Seu comandante, com status de ministro, mantinha encontros diários com o presidente
da República e tinha uma grande influência sobre as decisões políticas do
governo. Apesar do grande aparato montado, o serviço de inteligência não
conseguiu responder com eficiência às expectativas do governo num primeiro
momento. Para melhorar a eficácia repressiva, surgiu a necessidade de uma
integração completa entre os organismos da repressão, ligados aos ministérios
do Exército, da Marinha e da Aeronáutica, à Polícia Federal e às polícias
estaduais. Em São Paulo ,
foi montada, em 1969, uma operação piloto que visava a coordenar esses
serviços, chamada Operação Bandeirante
(OBAN). Não era formalmente vinculada ao II Exército, mas estava, de fato,
sob a chefia de seu comandante, o general Canavarro Pereira. A OBAN foi composta
de efetivos do Exército, da Marinha, da Aeronáutica, da Polícia Política Estadual,
do Departamento de Polícia Federal, da Polícia Civil, da Força Pública, da
Guarda Civil e até de civis paramilitares.
A experiência da OBAN como centralizadora das ações repressivas em São Paulo foi aprovada
pelo regime militar, que resolveu estender seu formato a todo o País. Nasceu
então o Destacamento de Operações de Informações/Centro de Operações de Defesa
Interna, lembrado ainda hoje pela temível sigla DOI-CODI, que formalizou no âmbito do Exército um comando
englobando as três Armas.
Com
dotações orçamentárias próprias e chefiado por um alto oficial do Exército, o
DOI-CODI assumiu o primeiro posto na repressão política no país.

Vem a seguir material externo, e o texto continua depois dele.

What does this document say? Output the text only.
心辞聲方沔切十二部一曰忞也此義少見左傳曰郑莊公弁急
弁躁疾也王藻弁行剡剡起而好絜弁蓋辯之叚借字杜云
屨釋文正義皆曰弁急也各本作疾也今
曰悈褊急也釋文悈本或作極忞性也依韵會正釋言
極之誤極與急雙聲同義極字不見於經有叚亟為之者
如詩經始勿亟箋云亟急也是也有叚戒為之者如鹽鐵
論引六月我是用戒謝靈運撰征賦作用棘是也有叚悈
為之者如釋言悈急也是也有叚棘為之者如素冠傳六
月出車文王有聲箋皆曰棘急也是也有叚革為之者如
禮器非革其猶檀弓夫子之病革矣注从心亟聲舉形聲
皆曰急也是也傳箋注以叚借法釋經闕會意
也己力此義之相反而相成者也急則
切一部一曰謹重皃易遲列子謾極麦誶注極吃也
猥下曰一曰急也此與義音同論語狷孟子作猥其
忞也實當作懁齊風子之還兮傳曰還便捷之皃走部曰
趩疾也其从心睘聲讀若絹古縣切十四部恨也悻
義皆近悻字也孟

No entanto, os
Departamentos de Ordem Política e Social (DOPS) e as delegacias regionais da Polícia
Federal, bem como o Centro de Informações de Segurança da Aeronáutica (CISA) e
o Centro de Informações da Marinha (CENIMAR) mantiveram ações repressivas
independentes, prendendo, torturando e eliminando opositores, por meio dos
interrogatórios com torturas, das investigações sigilosas, da escuta
telefônica, do armazenamento e processamento de informações sobre atividades
consideradas subversivas (desde simples reivindicações salariais e pregações
religiosas, até as formas de oposição por métodos militares).
A resistência
Ao longo dos 21 anos de regime de exceção, em nenhum momento a
sociedade brasileira deixou de manifestar seu sentimento de oposição, pelos
mais diversos canais e com diferentes níveis de força. Já nas eleições de 1965,
adversários do regime venceram a disputa para os governos estaduais de Minas
Gerais e da Guanabara, levando os militares a decretar em outubro o Ato
Institucional nº 2 (AI-2), que eliminou o sistema partidário existente e forçou
a introdução do bipartidarismo: ARENA (Aliança Renovadora Nacional, partido
pró-ditadura) e o MDB (Movimento Democrático Brasileiro).
A União Nacional dos Estudantes (UNE) foi atingida com dureza já
nos primeiros dias do novo governo, quando a sede da foi incendiada na Praia do
Flamengo, Rio de Janeiro. O Movimento Estudantil começou a se manifestar com
energia a partir de 1965, em todo o País. A UNE desafiou abertamente a
proibição das entidades estudantis autênticas, imposta pelo regime. Essas
manifestações cresceriam até atingir seu auge nas grandes passeatas de 1968,
entrando em refluxo após a decretação do AI-5, em dezembro daquele ano, para
voltar a crescer novamente a partir de 1977. Em fevereiro de 1969, o governo
Costa e Silva chegou a baixar um dispositivo específico para reprimir a
oposição política e a atividade crítica nas universidades, o Decreto nº 477,
que previa o desligamento de estudantes, professores e funcionários envolvidos
em atividades subversivas.
Os sindicatos de trabalhadores, fortemente golpeados pelo regime
já nos primeiros dias de abril de 1964, conseguiram se reerguer gradualmente e
realizar importantes greves em 1968, em Osasco (SP) e Contagem (MG), retornando
a um patamar de fermentação discreta até atingir novo salto em 1978, quando no
ABC paulista,voltam as mobilizações de trabalhadores que dariam início à construção de
um novo sindicalismo no Brasil.
A área intelectual e artística representou outro pólo de resistência.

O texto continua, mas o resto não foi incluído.